Pengungkapan sejarah tersebut disampaikan KH Mutamam Mahfudz dalam rangkaian peresmian Saung Saptawikrama Lesbumi NU Kabupaten Bekasi yang berlangsung di Gedung Hizbullah PCNU Kabupaten Bekasi, Sukadami, Cikarang Selatan, Kamis (16/1/2025) malam.

Dalam kesempatan itu, KH Mutamam menyatakan memiliki sejumlah bukti sejarah terkait keberadaan markas pelatihan militer Laskar Hizbullah di lokasi tersebut.

Bukti-bukti tersebut meliputi kronologis geografis wilayah sejak masa VOC hingga era modern, dokumentasi, serta keterangan saksi sejarah yang telah dituangkan dalam bentuk karya buku.

Ia menegaskan keyakinannya bahwa lahan yang menjadi tempat kelahirannya bersama keluarga di Sukadami tersebut memang pernah difungsikan sebagai pusat pelatihan militer Laskar Hizbullah pada masa menjelang kemerdekaan Republik Indonesia.

Menurut catatan yang dimilikinya, sekitar 500 santri dari berbagai daerah mengikuti pelatihan militer di lokasi tersebut.

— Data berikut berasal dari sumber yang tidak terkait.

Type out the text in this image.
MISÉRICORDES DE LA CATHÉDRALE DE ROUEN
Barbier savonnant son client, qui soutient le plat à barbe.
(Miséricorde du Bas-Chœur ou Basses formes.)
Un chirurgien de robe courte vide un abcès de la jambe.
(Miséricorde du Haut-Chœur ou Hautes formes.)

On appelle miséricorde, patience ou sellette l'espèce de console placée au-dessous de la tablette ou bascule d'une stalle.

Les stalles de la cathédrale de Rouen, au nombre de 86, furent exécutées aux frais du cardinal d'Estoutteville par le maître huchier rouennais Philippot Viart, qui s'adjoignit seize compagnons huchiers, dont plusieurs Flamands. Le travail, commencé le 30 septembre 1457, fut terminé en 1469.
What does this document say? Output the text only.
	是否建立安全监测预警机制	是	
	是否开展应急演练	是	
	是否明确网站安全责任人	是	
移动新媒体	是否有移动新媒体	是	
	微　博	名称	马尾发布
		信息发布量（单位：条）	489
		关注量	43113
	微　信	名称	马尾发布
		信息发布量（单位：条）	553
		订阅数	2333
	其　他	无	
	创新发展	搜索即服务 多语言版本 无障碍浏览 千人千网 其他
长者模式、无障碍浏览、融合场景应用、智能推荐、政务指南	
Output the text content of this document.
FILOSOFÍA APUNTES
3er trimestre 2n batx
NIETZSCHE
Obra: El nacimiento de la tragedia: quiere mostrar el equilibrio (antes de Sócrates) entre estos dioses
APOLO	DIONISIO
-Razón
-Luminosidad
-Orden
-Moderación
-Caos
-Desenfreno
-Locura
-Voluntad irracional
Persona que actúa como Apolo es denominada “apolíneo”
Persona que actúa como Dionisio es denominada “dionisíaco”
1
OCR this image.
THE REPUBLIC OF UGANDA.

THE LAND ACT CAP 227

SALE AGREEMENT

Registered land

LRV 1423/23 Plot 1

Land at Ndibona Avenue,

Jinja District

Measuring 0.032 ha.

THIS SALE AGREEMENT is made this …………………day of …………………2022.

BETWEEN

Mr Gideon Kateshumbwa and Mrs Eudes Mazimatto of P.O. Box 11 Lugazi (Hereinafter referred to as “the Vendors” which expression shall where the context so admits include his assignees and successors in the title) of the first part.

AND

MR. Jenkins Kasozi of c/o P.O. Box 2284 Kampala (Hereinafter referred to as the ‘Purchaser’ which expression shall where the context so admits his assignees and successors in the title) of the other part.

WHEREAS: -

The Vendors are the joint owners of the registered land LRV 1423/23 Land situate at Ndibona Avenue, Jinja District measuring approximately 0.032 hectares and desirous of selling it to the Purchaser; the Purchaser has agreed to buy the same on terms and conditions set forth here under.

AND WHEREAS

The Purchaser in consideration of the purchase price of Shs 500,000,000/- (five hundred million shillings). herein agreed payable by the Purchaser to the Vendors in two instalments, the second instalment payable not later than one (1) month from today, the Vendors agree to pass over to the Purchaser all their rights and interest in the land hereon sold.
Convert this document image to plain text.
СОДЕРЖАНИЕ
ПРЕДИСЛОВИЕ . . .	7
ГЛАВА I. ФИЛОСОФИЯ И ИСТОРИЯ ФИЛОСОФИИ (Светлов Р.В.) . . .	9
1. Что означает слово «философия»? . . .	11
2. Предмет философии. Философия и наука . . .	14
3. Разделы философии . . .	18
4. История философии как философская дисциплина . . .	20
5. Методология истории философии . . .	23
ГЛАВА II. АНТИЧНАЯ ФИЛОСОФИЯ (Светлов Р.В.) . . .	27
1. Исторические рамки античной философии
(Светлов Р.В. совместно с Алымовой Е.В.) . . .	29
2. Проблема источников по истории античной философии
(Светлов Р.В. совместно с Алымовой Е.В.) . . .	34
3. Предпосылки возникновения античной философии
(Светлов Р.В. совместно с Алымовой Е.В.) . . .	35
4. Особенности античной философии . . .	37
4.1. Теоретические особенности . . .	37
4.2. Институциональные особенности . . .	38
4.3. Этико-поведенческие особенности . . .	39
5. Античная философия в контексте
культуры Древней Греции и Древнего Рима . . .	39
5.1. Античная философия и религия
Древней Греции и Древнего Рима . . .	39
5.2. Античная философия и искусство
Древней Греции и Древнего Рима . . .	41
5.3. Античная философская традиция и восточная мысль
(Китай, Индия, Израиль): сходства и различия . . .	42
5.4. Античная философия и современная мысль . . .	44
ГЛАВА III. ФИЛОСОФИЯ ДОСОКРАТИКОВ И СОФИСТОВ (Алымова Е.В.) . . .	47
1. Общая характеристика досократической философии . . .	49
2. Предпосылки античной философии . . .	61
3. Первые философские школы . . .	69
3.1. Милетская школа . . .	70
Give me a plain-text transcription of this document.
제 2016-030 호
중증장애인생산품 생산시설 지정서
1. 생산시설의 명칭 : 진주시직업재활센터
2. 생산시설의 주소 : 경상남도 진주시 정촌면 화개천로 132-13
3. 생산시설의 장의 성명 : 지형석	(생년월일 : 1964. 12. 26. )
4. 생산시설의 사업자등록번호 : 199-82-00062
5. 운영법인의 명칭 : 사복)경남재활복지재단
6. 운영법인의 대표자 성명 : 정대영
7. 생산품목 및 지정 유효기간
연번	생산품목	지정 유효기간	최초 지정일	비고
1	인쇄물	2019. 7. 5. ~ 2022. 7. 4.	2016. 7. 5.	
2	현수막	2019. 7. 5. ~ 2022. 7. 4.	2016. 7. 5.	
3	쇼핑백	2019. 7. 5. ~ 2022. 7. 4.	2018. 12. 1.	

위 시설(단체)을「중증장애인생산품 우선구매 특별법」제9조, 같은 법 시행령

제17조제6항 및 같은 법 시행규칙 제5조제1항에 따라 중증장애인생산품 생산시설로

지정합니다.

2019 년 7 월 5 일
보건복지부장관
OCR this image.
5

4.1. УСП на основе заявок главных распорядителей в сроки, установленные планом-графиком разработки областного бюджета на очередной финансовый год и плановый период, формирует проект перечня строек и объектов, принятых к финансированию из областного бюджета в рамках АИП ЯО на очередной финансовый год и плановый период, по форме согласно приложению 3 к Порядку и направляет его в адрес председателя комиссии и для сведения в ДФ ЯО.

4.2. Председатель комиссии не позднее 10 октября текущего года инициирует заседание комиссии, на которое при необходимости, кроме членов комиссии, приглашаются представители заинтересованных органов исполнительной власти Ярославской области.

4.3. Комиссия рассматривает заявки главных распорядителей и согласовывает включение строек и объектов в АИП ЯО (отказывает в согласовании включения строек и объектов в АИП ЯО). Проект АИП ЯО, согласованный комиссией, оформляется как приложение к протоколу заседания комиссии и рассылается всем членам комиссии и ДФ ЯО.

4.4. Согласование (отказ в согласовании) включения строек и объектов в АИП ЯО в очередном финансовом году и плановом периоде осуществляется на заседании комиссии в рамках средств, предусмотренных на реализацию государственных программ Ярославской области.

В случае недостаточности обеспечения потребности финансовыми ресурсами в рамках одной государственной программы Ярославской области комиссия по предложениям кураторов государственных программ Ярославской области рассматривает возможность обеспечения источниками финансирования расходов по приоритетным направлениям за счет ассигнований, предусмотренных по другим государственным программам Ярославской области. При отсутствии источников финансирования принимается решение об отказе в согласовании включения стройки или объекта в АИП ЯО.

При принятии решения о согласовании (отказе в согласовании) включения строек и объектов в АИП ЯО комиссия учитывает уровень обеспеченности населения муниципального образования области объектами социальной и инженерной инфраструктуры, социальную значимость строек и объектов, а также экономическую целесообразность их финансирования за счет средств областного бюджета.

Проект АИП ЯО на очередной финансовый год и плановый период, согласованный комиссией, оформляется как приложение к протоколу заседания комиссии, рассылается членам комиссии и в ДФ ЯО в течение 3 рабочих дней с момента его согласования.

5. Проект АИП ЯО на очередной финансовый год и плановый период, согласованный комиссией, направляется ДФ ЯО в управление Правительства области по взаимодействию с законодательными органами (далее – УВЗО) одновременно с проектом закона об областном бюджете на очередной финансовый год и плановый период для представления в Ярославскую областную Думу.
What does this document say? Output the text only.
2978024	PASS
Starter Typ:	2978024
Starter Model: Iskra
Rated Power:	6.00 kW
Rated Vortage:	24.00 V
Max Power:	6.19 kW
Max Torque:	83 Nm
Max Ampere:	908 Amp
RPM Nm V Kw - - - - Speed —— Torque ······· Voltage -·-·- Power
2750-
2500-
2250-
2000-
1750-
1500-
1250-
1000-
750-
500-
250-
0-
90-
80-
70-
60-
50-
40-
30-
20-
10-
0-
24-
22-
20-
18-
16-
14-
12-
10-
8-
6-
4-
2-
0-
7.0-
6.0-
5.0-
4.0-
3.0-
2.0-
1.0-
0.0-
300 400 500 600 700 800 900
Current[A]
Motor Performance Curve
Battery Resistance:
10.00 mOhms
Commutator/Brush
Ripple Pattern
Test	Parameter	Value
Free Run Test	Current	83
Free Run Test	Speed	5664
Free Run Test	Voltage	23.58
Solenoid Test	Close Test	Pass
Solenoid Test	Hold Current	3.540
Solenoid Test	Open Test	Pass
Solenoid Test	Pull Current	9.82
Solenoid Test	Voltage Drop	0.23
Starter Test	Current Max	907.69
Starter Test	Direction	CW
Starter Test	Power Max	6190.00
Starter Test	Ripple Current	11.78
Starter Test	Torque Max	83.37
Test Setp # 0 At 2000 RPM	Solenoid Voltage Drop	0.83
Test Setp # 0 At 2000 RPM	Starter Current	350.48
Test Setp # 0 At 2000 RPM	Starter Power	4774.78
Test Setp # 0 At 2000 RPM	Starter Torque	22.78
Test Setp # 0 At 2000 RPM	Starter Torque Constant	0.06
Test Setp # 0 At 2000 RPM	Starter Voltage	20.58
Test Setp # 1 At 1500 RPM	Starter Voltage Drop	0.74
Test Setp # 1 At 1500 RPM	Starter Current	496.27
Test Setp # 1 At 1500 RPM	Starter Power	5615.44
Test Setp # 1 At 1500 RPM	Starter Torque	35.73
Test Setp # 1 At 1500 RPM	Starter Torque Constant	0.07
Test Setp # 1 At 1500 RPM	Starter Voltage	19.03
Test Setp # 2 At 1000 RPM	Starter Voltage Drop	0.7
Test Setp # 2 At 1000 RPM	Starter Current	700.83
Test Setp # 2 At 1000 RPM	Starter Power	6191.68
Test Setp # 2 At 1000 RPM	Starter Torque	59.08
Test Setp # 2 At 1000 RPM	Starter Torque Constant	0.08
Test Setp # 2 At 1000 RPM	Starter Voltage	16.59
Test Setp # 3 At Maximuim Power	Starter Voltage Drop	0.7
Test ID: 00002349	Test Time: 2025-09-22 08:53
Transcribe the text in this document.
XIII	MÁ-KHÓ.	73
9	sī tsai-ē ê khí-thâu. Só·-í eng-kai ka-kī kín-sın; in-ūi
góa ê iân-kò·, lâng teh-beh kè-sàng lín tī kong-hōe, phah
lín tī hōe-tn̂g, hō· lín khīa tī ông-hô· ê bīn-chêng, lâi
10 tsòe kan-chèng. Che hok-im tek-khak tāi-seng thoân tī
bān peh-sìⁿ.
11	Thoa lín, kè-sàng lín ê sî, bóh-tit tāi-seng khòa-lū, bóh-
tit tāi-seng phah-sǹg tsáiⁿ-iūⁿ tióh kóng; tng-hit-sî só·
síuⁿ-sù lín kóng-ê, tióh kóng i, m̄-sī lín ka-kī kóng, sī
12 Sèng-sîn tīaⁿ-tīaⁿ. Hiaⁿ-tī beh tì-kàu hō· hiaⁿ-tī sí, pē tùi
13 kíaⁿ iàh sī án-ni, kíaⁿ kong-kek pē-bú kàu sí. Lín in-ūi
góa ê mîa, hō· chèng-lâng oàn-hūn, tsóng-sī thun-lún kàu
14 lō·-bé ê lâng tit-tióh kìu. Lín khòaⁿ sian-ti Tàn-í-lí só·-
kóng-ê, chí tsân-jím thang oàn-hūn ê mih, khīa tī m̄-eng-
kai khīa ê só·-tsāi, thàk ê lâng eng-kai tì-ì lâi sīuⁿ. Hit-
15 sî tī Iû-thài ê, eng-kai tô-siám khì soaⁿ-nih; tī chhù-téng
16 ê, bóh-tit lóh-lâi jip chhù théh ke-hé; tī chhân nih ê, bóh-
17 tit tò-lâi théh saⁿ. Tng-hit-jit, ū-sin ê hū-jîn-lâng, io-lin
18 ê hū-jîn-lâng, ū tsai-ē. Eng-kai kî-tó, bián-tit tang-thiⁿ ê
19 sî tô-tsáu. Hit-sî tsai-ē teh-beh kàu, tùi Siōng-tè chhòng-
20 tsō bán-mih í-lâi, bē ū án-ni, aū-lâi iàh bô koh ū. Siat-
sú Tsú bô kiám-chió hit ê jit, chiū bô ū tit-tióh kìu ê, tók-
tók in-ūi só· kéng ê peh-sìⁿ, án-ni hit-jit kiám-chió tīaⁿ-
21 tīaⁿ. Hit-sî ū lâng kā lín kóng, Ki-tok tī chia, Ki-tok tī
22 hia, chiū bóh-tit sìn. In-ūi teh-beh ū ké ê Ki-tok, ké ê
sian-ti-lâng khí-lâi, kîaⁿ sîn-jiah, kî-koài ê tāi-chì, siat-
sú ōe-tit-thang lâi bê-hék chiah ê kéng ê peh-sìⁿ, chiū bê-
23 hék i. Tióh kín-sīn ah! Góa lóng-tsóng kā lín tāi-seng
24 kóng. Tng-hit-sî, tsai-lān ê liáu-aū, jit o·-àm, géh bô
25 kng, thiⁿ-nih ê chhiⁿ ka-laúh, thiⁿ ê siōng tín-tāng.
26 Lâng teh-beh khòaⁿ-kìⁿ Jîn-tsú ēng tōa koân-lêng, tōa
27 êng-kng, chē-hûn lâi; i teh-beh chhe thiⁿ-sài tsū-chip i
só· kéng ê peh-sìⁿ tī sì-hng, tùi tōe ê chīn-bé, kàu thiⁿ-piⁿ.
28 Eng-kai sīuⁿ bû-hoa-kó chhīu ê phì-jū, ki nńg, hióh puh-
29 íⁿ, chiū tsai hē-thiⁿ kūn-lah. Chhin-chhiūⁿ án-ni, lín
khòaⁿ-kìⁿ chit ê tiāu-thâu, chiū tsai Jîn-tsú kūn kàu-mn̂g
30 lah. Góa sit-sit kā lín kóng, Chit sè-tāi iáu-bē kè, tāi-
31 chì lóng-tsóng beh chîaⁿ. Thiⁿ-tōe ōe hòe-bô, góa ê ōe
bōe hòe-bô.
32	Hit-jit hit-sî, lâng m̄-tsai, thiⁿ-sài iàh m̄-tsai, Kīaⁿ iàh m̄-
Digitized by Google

Pelatihan itu dipimpin oleh 14 kiai dari sejumlah pondok pesantren yang bertindak sebagai komandan laskar, di antaranya KH Mustofa Kamil (Banten), KH Marwadi (Solo), KH Zakarsih (Ponorogo), KH Mursyid (Pacitan), KH Syahid (Kediri), KH Zein Thoyib (Kediri), KH Abdullah Abbas (Cirebon), KH Abdul Halim (Majalengka), KH Thohir Dasuki (Surakarta), KH Rojiun (Jakarta), KH Munasir Ali (Mojokerto), KH Wahib Wahab (Jombang), KH Hasyim Latif (Surabaya), dan KH Zainudin (Besuki).

KH Mutamam menjelaskan, pada masa itu para santri mendapatkan materi kemiliteran dan kedisiplinan secara ketat di bawah bimbingan instruktur Tentara PETA, serta pembekalan semangat keagamaan langsung dari para kiai.